Si Bernier ne souffre pas du syndrome de la page blanche, dans son après-carrière, il plonge tout de même dans l’inconnu en intégrant le personnel de l’Académie. Aux côtés de Philippe Eullaffroy, il découvrira une fonction qui, outre les aspects tactiques, comprend la gestion des egos et l’importance de livrer un message clair.

« Je connais le foot, mais je ne connais pas ce métier même si je sais, par expérience, comment un entraîneur pense. »

— Patrice Bernier

« Je crois que je serais exigeant parce que je l’ai toujours été avec moi-même. Au niveau du style de jeu, je veux un foot propre, court, au sol et avec de la possession verticale. Mais le sport évolue et je sais qu’il n’y a pas qu’une seule recette gagnante », convient-il avant d’énumérer certains de ses modèles croisés à l’Impact.
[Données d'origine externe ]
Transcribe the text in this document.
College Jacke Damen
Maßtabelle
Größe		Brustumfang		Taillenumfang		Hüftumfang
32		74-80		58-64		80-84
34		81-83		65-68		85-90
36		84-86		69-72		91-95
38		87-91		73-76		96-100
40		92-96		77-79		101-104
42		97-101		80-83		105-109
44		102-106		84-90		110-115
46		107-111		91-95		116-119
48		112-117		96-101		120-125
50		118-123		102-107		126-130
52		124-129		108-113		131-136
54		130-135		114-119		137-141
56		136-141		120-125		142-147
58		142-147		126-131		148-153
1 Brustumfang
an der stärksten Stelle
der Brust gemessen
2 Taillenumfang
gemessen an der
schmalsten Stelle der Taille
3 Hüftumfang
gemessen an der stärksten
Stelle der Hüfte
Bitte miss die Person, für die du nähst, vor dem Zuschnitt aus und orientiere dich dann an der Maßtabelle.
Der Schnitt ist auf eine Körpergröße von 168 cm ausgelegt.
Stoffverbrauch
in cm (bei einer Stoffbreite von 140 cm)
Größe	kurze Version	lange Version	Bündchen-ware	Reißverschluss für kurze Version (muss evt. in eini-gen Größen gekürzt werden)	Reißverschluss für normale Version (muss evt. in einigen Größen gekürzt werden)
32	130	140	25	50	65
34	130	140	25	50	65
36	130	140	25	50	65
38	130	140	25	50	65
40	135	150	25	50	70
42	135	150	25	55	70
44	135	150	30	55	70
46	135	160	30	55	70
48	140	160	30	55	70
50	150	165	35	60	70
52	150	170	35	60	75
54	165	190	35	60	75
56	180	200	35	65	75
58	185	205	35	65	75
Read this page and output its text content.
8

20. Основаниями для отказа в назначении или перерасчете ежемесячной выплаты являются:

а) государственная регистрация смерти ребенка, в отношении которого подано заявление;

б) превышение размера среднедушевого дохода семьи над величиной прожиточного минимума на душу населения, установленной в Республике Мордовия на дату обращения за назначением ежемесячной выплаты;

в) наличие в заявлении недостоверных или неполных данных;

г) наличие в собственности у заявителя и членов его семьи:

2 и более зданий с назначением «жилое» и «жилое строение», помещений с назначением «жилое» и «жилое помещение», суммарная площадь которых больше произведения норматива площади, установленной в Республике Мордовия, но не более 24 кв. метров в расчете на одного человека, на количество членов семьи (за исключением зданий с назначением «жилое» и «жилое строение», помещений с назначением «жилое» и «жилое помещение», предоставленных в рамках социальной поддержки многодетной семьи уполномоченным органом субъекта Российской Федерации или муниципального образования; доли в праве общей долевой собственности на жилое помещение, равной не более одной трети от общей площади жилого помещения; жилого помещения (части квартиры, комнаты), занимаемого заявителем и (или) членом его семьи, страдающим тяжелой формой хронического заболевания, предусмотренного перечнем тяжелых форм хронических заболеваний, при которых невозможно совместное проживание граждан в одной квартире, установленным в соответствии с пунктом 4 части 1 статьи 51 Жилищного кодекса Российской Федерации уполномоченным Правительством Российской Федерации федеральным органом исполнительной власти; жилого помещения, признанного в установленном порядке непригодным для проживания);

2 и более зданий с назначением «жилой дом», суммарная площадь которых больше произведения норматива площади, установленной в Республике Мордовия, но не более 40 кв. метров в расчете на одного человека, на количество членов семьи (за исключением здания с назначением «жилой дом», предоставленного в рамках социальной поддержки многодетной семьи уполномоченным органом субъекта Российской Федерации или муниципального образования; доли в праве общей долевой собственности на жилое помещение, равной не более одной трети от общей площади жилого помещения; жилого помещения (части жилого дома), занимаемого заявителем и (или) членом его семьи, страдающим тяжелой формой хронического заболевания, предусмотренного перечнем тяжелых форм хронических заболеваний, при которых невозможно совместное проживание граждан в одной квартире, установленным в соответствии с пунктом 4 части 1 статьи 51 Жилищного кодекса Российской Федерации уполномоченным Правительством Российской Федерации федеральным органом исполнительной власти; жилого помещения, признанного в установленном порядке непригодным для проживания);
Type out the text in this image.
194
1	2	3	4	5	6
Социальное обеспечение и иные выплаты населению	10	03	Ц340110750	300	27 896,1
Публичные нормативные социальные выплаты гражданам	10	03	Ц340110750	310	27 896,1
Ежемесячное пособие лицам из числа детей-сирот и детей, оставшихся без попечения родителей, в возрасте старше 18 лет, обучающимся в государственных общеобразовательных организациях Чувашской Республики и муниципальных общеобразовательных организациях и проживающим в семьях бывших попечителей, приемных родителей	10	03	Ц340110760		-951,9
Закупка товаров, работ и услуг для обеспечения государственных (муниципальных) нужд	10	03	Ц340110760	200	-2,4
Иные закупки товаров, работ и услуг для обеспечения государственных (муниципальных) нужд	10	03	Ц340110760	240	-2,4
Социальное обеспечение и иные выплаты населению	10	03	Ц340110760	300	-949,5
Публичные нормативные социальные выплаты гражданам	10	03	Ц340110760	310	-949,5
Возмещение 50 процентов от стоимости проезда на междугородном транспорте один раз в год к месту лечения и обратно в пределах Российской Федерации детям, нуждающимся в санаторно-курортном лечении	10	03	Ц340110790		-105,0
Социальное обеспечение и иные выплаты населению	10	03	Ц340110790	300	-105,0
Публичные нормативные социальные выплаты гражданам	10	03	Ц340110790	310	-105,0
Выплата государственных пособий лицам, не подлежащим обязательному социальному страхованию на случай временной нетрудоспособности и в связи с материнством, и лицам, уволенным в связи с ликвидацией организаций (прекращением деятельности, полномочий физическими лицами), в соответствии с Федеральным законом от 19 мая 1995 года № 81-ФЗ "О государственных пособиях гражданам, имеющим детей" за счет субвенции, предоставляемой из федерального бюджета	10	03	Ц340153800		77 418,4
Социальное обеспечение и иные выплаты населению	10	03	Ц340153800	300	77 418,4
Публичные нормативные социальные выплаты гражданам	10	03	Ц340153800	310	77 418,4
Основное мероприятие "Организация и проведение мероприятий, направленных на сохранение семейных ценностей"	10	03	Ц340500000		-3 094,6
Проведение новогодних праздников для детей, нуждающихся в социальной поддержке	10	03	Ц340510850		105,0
« De Bob Lilley, je vais retenir son sens tactique qui m’a ensuite beaucoup aidé lors de mon arrivée en Europe. J’apprécie le côté motivateur de [Marco] Schällibaum qui aimait bien les mots et qui était charismatique. Jesse Marsch travaillait fort et était méthodique. Mauro [Biello] a une approche analytique et j’ai beaucoup appris en jasant avec lui. J’ai vu que beaucoup de choses se passaient dans la tête d’un entraîneur et que ce n’était pas seulement relié au terrain. »

***

Pour une dernière fois, demain soir, le capitaine Bernier répondra aux questions des journalistes devant son casier situé dans l’un des coins du vestiaire. Certainement ému par une journée si particulière, il retournera ensuite du côté de la Rive-Sud afin de retrouver les siens. Un nouveau chapitre, différent, mais tout aussi intéressant, peut alors commencer.

Un dernier hommage

L’Impact rendra hommage à son capitaine dans le cadre d’une cérémonie qui se déroulera sur le terrain, avant le match face au Revolution (16h). Les enfants qui accompagnent les joueurs lors de l’entrée sur le terrain arboreront également un t-shirt floqué du numéro 8 de Bernier. Finalement, le milieu de terrain fera un tour d’honneur après le coup de sifflet final.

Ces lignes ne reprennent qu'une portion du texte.